Tais planejamentos e projetos,
sem dúvidas, além de tudo, ocupam o tempo ocioso das crianças e adolescentes
que deles fazem parte. Fornece-lhes cidadania, e também dá oportunidade do
primeiro emprego aos jovens maiores de 16 anos de idade, vez que há convênios
entre o citado Instituto e várias empresas dos municípios onde atua, enfim,
oferece-lhes uma nova oportunidade para as suas vidas que quase sempre
descambariam para a criminalidade. Além desses pontos positivos que só
merecem aplausos e reverências de todos, o Instituto Canhotinha de Ouro, há
cinco anos consecutivos, vem realizando um intercâmbio sócio-esportivo com
grupos de meninos e meninas, vindos de Utah , nos Estados Unidos da América, o
que tem proporcionado aos seus alunos uma troca de experiências e contatos com
outros povos e culturas, ou mesmo o alcance de futuras e melhores
oportunidades técnicas e profissionais a tais brasileirinhos.
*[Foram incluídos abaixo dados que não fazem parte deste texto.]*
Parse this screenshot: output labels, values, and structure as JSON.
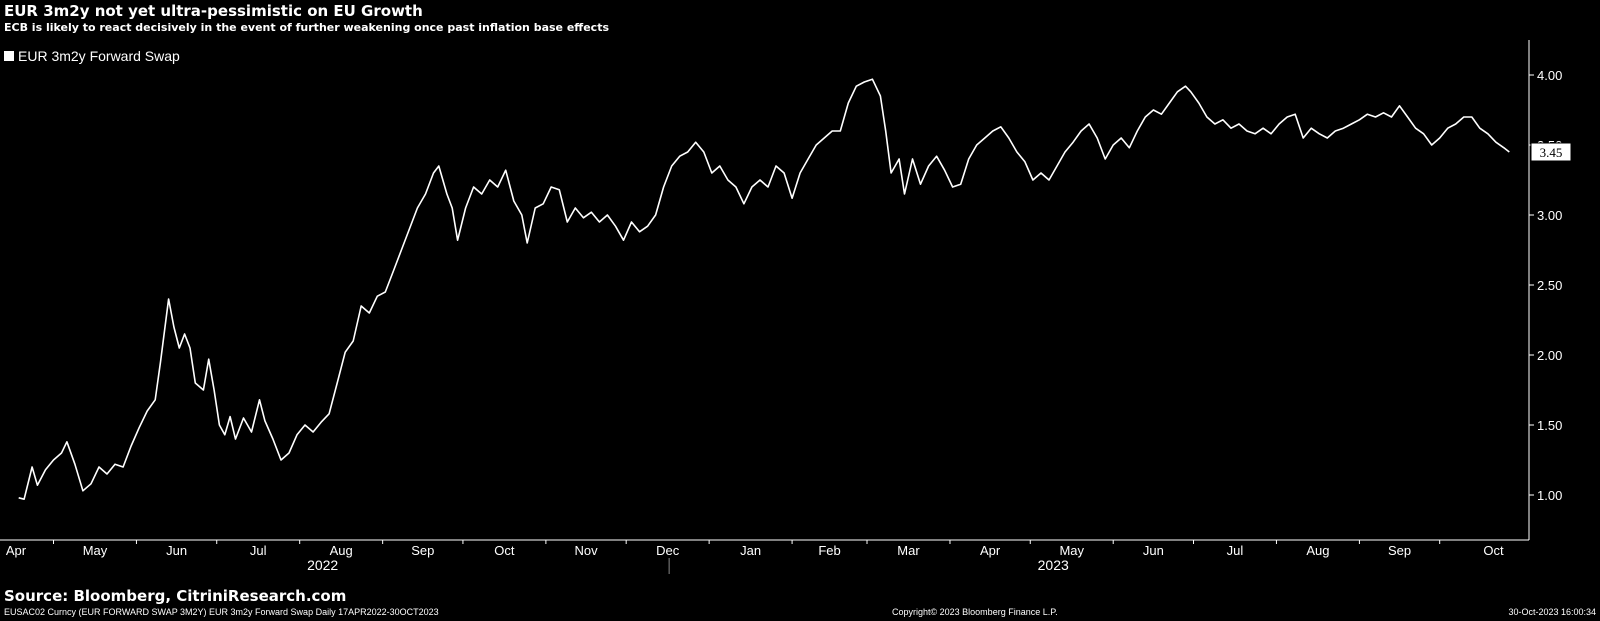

Precisamos então enterrar de vez
a famigerada lei de Gerson, resgatá-lo dessa cruz. Colunistas, jornalistas e
fazedores de opinião pública em geral deveriam se unir, parar de usar a
desnecessária e sem sentido “lei de Gerson”. Deveriam trocá-lo por sujeitos que
realmente tenham contas a acertar com a Justiça, pois esses inexpressivos
cidadãos, na verdade seguem o conceito alienígena de Maquiavel, não do triunfante
Gerson que além de ser detentor de todos esses elencados atributos altamente
positivos, é nosso glorioso herói/maestro do tricampeonato da paixão maior dos
brasileiros. Seus passes longos, precisos e milimétricos cantaram e encantaram
o mundo e nos fizeram viver alegrias em tempo de triste ditadura.